Today, an op-ed in the local News Observer argues that PR assistance has a limited value for UNC:

“The academic-athletics scandal, with phony courses and academic advisers guiding athletes to them and with administrators failing miserably in oversight, was not a public relations problem.”

In case you forgot, this scandal was about creating fake classes to allow athletes to score passing grades so they could continue playing football and basketball while exerting the bare minimum required to qualify as “students.”

“This wasn’t about public relations, about trying to smooth out the rough edges, about “spinning” the story to make it more favorable to the university.”

Nope.
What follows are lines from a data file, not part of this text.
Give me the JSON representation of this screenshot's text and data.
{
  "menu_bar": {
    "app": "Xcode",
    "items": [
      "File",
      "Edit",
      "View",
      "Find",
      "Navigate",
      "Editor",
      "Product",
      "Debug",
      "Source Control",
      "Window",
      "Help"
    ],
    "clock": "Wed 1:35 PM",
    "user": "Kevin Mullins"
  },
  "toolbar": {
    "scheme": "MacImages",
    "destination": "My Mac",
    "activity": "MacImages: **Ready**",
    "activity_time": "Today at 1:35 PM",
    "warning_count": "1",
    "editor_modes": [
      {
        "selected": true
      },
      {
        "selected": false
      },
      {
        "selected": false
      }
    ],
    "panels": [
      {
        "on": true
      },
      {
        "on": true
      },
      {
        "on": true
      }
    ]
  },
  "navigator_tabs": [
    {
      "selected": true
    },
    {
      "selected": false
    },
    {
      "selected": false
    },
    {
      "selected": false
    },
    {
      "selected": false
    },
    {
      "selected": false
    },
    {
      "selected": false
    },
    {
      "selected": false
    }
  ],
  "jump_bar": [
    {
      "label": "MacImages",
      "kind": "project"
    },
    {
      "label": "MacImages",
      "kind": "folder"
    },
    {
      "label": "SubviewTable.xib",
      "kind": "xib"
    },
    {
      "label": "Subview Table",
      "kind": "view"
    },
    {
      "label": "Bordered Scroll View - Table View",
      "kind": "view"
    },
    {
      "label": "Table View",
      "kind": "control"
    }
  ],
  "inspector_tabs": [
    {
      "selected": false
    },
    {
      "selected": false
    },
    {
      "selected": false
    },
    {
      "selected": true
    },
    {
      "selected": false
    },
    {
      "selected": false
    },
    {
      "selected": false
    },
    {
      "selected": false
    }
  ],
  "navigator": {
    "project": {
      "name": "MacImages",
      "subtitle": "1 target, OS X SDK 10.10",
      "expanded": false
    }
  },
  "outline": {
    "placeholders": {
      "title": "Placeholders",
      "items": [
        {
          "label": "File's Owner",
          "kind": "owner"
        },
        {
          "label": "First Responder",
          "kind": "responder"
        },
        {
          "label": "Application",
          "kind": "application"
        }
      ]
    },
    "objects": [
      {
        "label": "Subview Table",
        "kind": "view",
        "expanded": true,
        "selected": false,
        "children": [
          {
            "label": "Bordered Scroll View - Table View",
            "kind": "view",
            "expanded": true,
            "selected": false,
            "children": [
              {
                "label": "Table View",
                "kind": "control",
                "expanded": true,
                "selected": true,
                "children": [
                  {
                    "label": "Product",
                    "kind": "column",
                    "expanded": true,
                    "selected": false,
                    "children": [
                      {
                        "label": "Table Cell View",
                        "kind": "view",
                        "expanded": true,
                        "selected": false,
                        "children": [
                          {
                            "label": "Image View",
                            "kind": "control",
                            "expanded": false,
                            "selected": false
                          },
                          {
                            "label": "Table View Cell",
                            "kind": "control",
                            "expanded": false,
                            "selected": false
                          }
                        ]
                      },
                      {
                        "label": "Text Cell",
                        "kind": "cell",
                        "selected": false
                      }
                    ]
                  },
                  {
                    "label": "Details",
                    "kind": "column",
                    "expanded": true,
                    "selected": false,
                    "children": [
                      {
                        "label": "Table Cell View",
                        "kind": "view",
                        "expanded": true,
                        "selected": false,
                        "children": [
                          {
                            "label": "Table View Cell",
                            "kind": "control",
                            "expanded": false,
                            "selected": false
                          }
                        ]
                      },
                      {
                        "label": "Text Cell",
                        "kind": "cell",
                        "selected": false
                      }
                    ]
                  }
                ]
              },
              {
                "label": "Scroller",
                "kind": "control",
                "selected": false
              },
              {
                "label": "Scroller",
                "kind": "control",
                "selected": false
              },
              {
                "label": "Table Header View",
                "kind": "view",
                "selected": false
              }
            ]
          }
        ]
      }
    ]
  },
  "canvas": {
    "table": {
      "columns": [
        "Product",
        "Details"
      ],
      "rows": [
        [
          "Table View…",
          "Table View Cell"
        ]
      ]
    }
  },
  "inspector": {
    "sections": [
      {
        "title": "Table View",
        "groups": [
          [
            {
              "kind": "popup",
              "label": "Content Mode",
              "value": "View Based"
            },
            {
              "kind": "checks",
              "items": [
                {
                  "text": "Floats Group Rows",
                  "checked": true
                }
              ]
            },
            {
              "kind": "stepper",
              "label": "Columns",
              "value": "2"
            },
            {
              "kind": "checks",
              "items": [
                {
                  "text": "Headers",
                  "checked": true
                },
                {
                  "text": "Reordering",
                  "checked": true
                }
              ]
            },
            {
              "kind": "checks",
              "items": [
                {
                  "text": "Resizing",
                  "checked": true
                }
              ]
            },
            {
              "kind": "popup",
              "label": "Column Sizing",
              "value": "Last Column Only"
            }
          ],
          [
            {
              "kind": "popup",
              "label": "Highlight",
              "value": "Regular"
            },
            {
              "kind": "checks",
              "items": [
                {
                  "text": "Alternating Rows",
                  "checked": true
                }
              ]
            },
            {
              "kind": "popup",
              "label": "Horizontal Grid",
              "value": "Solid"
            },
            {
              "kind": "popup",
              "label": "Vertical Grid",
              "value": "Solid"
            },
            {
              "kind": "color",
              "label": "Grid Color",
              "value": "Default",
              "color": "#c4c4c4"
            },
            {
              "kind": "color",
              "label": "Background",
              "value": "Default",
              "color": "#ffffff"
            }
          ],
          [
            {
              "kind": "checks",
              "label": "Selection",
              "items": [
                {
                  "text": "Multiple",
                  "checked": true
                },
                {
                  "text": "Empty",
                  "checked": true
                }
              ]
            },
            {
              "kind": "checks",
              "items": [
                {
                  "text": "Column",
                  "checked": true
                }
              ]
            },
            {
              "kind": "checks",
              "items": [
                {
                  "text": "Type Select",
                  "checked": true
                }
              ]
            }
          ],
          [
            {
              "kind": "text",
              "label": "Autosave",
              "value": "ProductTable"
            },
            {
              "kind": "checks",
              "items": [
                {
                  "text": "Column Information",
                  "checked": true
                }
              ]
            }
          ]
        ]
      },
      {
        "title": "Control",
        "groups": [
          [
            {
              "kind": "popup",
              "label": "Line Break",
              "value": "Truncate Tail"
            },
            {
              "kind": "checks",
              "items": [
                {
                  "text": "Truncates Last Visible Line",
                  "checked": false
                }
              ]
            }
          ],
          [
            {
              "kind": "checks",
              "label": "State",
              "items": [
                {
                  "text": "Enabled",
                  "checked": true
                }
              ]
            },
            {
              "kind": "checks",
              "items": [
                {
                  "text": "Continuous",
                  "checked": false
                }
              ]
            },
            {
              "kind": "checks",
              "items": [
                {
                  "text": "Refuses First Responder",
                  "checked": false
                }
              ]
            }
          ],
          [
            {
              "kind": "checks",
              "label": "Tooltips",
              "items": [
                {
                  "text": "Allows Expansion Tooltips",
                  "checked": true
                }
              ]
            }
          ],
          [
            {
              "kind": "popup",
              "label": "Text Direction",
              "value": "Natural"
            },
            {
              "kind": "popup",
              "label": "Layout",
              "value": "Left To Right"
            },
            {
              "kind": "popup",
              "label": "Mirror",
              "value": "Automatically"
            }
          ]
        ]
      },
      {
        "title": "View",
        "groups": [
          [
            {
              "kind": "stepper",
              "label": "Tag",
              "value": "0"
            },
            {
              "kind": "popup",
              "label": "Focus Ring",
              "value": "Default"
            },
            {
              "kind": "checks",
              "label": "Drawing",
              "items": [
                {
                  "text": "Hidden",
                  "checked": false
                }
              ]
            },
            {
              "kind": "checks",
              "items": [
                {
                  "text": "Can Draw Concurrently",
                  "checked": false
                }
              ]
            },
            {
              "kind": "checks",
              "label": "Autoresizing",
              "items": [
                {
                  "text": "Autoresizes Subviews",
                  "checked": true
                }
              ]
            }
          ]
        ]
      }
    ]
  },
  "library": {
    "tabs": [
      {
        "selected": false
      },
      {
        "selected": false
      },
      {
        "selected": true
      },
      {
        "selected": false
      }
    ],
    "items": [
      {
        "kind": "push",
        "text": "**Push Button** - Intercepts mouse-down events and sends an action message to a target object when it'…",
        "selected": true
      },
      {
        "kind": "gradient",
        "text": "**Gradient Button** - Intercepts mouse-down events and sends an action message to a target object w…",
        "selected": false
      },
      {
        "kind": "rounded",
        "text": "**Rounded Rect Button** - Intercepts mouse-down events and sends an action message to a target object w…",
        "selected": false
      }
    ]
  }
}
It was about academic fraud and a university culture that values sports over integrity AND education but remains unwilling to call these players what they are: professional athletes.

Also:

“To add to the embarrassment, the university’s leaders harshly criticized whistle-blower Mary Willingham, who had been an academic adviser and dared to speak out. She has yet to receive a deserved apology from administrators.”

UNC got caught red-handed, and obfuscation will not save them. No journalist or observer should be satisfied with anything less than an extended round of apologies to all involved followed by concrete evidence that the university has taken steps to ensure that this sort of practice — which was deeply embedded in the school’s day-to-day operations — will never happen again.